MSF&N organizations: As MSF services become more integrated into health care, nutrition organizations have a new opportunity to support and scale their work. For example, the Food is Medicine Coalition has developed a voluntary national accreditation program for MSF providers. Grants and technical assistance (available through Medicaid programs, health plans, and/or philanthropy) can help organizations establish new systems and expanded capabilities, such as contracting, administrative, data, and billing functions, needed to support MSF service delivery. Larger and more experienced MSF organizations may have new opportunities under such programs to train other organizations and be reimbursed for this role. Organizations can also form so-called “Community Care Hubs,” which work together to share administrative functions and operational infrastructure and serve a more diverse range of populations. States vary in the extent to which they encourage such hub formation.

Issues we track

  • What are the state’s Medicaid programs like:
    • Give permission for the financing of Doctors Without Borders services (for example through exemptions under Article 1115, ILOS, exemptions of the HCBS)?
    • Financially incentivizing investments in the Medicaid plan and/or providers in MSF services (e.g., reinvestment requirements, quality measures, incentive schemes)?
    • Integrate the cost of MSF services into Medicaid managed care rates?
  • How are federal and state policymakers encouraging Medicare Advantage plans and D-SNPs to offer MSF services through SSBCI?
  • What support do health insurers and healthcare providers need to effectively integrate MSF&N services into healthcare?
  • What infrastructure and capacity challenges do MSF providers face as they begin billing and exchanging data with health care organizations, and how do states, plans, and providers help address these challenges?
  • What provider qualification standards and oversight processes do states and plans use for MSF&N services?
  • How do states and other payers evaluate the effectiveness of Doctors Without Borders services?

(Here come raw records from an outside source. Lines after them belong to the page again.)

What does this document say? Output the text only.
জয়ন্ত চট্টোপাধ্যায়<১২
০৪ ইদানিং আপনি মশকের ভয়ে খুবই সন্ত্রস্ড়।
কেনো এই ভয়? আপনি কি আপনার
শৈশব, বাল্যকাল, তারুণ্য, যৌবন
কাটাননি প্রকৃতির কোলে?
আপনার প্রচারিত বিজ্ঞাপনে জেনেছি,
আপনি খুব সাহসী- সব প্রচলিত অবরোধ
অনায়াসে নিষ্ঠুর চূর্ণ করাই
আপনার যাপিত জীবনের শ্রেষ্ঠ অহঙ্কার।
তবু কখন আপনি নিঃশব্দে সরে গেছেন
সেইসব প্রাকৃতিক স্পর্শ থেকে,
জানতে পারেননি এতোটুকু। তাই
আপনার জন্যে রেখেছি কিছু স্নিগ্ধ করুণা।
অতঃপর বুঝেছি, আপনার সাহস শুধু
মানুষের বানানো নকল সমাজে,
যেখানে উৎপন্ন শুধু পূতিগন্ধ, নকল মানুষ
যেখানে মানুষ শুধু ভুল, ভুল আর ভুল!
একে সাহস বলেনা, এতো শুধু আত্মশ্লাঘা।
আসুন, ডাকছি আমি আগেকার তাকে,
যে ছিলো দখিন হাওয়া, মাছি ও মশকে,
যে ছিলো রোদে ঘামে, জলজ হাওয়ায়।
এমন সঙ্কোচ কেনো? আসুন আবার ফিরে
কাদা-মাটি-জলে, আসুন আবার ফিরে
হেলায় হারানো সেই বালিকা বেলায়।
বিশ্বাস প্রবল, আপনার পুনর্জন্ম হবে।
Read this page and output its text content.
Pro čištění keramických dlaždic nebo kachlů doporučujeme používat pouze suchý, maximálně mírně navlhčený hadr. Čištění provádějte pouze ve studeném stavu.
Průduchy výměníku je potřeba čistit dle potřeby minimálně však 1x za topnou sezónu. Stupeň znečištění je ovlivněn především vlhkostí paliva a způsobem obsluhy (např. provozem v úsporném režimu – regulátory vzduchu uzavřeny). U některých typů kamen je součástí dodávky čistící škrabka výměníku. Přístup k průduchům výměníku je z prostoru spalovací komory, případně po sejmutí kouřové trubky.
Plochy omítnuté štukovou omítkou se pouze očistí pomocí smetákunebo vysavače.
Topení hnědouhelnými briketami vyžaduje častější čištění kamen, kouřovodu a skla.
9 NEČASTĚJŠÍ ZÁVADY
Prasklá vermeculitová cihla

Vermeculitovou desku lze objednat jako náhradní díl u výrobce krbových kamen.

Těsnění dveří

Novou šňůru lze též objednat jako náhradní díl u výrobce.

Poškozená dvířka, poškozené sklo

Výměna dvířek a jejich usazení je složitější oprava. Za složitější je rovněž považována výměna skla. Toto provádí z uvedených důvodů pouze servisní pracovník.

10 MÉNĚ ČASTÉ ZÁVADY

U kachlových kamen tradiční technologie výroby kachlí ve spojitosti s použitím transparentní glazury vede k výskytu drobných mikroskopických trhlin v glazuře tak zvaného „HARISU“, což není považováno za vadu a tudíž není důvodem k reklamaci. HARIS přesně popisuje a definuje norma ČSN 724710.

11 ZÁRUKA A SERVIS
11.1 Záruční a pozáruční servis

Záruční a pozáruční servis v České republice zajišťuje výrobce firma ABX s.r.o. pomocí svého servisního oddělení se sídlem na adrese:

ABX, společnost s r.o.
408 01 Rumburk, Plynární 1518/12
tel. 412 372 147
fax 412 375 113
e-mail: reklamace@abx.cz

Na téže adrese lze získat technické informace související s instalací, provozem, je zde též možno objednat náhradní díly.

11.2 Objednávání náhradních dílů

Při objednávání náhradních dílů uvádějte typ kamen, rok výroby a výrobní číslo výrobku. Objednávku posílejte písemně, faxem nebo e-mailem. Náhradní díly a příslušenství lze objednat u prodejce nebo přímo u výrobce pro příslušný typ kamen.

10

MSF&N services can help improve the lives and health outcomes of millions of Americans with diet-related health conditions. The increasing coverage of MSF&N services, coupled with the growing recognition of food and nutrition as upstream drivers of health outcomes, reflect an encouraging focus on whole-person care.

1 As of April 2024, state Medicaid programs with the authority to pay for MSF services for specific populations include: Oregon, Washington, New Jersey, North Carolina, Massachusetts, New York, and California.

2 Notably, CMS’s framework provides that Section 1115-authorized nutrition assistance programs that provide participants with three meals per day are limited to six months, renewable for additional six-month periods if the participant continues to meet eligibility criteria. This limitation does not apply to programs that provide fewer than three meals per day.